In the same way parents compare their own paternal competence by watching other parents and kids on the playground, they do the same on social media.
If someone posts a video of their kid singing “The Itsy Bitsy Spider” it’s not uncommon for other parents to start wondering why their 3-week-old isn’t able to name all the state capitals. Social media emphasizes the real insecurity parents have about how well they’re doing as parents. When one of my FB pals mentioned that her kid was potty-trained at nine-months-old I couldn’t fight the urge to have Liam tested for every developmental quirk out there. The struggle is real, folks.
The big thing now is to register domain names and social media profiles under your child’s name so that they won’t have to worry about it in the future. I personally think it’s cute but unnecessary. Posting your kid’s first bathtub pic with the caption “My wee-wee is free!” under a profile their future classmates might see is totally different. Remember how sensitive to your peers’ opinions you were as an adolescent? Yeah, magnify that by ten, given where technology will be by the time the iPhone 26 comes out.

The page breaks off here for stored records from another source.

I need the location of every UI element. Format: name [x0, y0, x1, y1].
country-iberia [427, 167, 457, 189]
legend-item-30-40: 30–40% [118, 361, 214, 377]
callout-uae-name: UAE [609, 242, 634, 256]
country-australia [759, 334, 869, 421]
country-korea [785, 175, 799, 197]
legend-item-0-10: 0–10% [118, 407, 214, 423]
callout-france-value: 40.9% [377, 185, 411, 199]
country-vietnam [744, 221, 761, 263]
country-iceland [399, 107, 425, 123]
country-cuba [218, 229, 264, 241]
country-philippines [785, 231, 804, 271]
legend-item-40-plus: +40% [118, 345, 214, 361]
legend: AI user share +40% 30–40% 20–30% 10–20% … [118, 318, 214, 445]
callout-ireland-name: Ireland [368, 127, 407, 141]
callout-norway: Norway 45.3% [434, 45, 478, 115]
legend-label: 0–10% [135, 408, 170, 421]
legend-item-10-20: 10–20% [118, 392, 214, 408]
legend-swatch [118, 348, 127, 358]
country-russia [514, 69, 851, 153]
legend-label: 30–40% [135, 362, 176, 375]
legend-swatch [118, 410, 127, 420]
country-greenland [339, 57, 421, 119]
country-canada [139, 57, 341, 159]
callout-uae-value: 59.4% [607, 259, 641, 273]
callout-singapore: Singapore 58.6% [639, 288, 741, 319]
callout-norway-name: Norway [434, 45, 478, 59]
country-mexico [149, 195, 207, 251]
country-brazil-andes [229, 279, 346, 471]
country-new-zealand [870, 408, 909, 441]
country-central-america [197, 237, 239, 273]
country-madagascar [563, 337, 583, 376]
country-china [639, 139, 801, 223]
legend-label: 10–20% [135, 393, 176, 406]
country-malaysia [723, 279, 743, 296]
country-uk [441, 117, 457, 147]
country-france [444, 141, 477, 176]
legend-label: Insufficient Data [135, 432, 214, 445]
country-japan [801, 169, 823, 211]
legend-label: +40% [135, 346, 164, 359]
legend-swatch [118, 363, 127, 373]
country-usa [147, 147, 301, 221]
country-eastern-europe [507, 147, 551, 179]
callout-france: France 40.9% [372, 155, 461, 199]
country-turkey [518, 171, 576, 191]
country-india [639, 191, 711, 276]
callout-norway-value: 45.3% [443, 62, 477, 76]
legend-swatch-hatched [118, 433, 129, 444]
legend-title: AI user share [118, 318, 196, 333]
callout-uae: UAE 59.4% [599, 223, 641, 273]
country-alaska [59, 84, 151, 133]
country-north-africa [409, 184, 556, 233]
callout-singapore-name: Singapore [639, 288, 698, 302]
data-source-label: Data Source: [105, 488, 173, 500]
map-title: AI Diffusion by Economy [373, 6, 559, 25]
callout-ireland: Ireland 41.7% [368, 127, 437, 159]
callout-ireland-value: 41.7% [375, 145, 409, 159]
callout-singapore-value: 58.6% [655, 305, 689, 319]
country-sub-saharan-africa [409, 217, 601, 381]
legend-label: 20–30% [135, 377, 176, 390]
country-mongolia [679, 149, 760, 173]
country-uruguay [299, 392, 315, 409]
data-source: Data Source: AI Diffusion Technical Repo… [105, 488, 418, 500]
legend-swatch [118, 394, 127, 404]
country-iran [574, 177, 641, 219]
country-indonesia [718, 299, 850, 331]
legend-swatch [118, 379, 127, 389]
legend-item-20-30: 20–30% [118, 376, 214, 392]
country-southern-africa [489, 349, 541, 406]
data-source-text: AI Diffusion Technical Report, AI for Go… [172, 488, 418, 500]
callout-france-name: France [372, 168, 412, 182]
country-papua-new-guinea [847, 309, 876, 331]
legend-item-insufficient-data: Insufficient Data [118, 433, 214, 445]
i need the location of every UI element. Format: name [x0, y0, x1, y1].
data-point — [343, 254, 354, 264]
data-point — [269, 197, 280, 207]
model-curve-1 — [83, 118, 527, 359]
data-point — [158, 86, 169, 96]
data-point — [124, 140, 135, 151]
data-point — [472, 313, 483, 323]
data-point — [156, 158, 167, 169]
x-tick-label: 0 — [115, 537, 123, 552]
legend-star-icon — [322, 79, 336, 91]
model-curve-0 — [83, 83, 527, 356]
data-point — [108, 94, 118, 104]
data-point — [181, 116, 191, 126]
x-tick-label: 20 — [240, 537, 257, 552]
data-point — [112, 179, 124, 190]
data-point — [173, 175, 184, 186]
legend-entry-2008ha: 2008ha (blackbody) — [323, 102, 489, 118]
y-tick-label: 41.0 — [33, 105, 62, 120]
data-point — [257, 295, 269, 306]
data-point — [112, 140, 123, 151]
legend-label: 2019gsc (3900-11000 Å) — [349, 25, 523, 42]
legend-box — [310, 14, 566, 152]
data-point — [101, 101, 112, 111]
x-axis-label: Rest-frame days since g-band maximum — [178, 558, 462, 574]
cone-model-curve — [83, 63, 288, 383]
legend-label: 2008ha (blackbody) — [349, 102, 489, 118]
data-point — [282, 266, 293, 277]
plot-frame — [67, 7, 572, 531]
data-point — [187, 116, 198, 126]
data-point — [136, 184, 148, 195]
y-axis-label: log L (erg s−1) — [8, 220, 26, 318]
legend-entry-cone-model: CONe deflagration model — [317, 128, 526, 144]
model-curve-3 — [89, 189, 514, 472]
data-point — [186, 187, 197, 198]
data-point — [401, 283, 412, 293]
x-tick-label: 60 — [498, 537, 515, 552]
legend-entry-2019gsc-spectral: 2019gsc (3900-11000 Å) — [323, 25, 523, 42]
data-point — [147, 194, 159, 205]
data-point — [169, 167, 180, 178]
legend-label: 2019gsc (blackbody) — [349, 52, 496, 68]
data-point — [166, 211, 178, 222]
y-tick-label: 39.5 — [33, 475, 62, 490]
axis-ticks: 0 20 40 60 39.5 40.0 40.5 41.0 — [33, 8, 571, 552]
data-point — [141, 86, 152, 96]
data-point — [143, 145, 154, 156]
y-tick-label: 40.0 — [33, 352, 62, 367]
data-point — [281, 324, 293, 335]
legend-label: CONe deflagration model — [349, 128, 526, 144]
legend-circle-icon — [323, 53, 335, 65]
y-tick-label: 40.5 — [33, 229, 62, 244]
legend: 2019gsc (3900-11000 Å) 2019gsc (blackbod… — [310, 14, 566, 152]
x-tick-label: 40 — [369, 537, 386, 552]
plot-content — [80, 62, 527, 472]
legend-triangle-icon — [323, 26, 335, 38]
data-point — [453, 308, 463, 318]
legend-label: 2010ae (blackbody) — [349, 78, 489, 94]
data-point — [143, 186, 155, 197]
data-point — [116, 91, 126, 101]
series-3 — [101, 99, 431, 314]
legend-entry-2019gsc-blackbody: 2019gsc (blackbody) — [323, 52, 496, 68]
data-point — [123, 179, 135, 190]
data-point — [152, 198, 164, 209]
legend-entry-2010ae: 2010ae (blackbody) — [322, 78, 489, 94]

I know I talk a lot about Liam in these columns but I try to avoid anything too embarrassing that will haunt him later, although I’m not sure I succeed all the time. For the most part, it’s all the usual baby stuff mixed with some examples of the results of screwy genetics. While I hope this website will still be around when Liam’s in high school, I doubt any of his classmates would care enough by then to search for anything his crazy daddy wrote about his childhood.
North West will be tweeting about her sweet sixteen and Blue Ivy will be wondering why some old dude named Memphis Bleek keeps calling about being on her album. If Liam does any get future ribbing because his childhood was publically documented, he can blame it all on me. I’ll be the one apologizing profusely as he pushes me and my wheelchair down a flight of stairs.